With heruculean strength and a seemingly endless supply of energy, leafcutter ants flow in continuous streams along branches and across the forest floor, carrying massive leaf clippings several times their size. To our eyes, the little pieces of greenery seem like the perfect meal for these tiny ants. But to the ants, their cargo is not to be eaten. Rather, it is to be used for cultivating their favorite food—fungus.


Leafcutter ants are considered pioneers of farming. Indeed, they practically invented the concept of agriculture, cultivating fungus gardens long before humans ever existed. And they have always done their farming without sophisticated machinery, relying instead on their physical attributes—namely their serrated teeth and powerful mandibles, which vibrate at an astonishing 1,000 Hz (about 1,000 vibrations per second) while sawing off pieces of leaves.


Leafcutter ants on a tree trunk carry off part of a leaf. (Tim Flach— Stone/Getty Images)


Leafcutter ants on a tree trunk carry off part of a leaf. (Tim Flach—Stone/Getty Images)


Foraging and chopping up leaves form only one component of the rather complex agricultural system used by these ants. Once returned to their nests, they must chew the leaf clippings to remove contaminants and then “plant” the clippings in the fungus garden. They also rely on bacteria naturally occurring on their bodies to produce antibiotic substances that help keep the fungus in their gardens healthy.

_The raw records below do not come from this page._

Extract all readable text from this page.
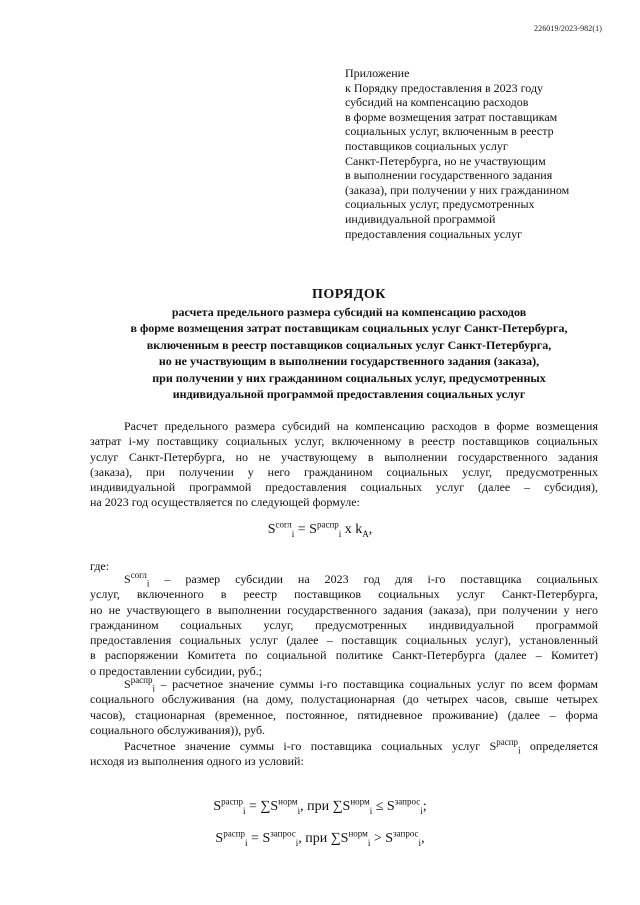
226019/2023-982(1)
Приложение
к Порядку предоставления в 2023 году
субсидий на компенсацию расходов
в форме возмещения затрат поставщикам
социальных услуг, включенным в реестр
поставщиков социальных услуг
Санкт-Петербурга, но не участвующим
в выполнении государственного задания
(заказа), при получении у них гражданином
социальных услуг, предусмотренных
индивидуальной программой
предоставления социальных услуг
ПОРЯДОК
расчета предельного размера субсидий на компенсацию расходов
в форме возмещения затрат поставщикам социальных услуг Санкт-Петербурга,
включенным в реестр поставщиков социальных услуг Санкт-Петербурга,
но не участвующим в выполнении государственного задания (заказа),
при получении у них гражданином социальных услуг, предусмотренных
индивидуальной программой предоставления социальных услуг
Расчет предельного размера субсидий на компенсацию расходов в форме возмещения
затрат i-му поставщику социальных услуг, включенному в реестр поставщиков социальных
услуг Санкт-Петербурга, но не участвующему в выполнении государственного задания
(заказа), при получении у него гражданином социальных услуг, предусмотренных
индивидуальной программой предоставления социальных услуг (далее – субсидия),
на 2023 год осуществляется по следующей формуле:
$S^{согл}_i = S^{распр}_i$ х $k_А$,
где:
$S^{согл}_i$ – размер субсидии на 2023 год для i-го поставщика социальных
услуг, включенного в реестр поставщиков социальных услуг Санкт-Петербурга,
но не участвующего в выполнении государственного задания (заказа), при получении у него
гражданином социальных услуг, предусмотренных индивидуальной программой
предоставления социальных услуг (далее – поставщик социальных услуг), установленный
в распоряжении Комитета по социальной политике Санкт-Петербурга (далее – Комитет)
о предоставлении субсидии, руб.;
$S^{распр}_i$ – расчетное значение суммы i-го поставщика социальных услуг по всем формам
социального обслуживания (на дому, полустационарная (до четырех часов, свыше четырех
часов), стационарная (временное, постоянное, пятидневное проживание) (далее – форма
социального обслуживания)), руб.
Расчетное значение суммы i-го поставщика социальных услуг $S^{распр}_i$ определяется
исходя из выполнения одного из условий:
$S^{распр}_i = \sum S^{норм}_i$, при $\sum S^{норм}_i \le S^{запрос}_i$;
$S^{распр}_i = S^{запрос}_i$, при $\sum S^{норм}_i > S^{запрос}_i$,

Leafcutter ants do not cultivate just any fungus. They are specialists in the cultivation of species of Leucocoprinus and Leucoagaricus in particular, which have coevolved with leafcutters and are dependent on the ants for their growth and reproduction. Chemical signaling between ants and between the fungus and the ants plays a crucial role in successful cultivation. Leafcutter ants learn which plants to collect clippings from based on chemical signals released by the fungus in their nests. The ants then locate useful plants and establish pheromone trails that worker leafcutters follow to find their way between the plant and the nest.


The leafcutter ant Atta colombica. (Christian R. Linder)


The leafcutter ant Atta colombica. (Christian R. Linder)


Because each leafcutter colony houses millions of individuals, a significant proportion of which consists of workers, each pheromone trail becomes a veritable ant highway. And with so many ants in a colony, leafcutters also have a major impact on the ecosystems of the New World tropical and semi-tropical forests that they inhabit. In fact, leafcutter ants are the dominant herbivores in their habitats, and they facilitate seed dispersal and, through their pruning activity, stimulate plant growth.


Their caste system, which may diversify into as many as seven categories, helps leafcutter societies maintain an efficient balance in the proportions of ants assigned specific tasks. These tasks range from keeping peace in the colony, a job generally performed by soldiers, to laying millions of eggs—the job of the colony’s sole queen—to tending the fungus garden, typically the job of a subgroup of small workers, known as minima.


With this bustle of activity, leafcutter societies rank among the most complex in the insect world. Hence, each colony is very much a subterranean ant metropolis.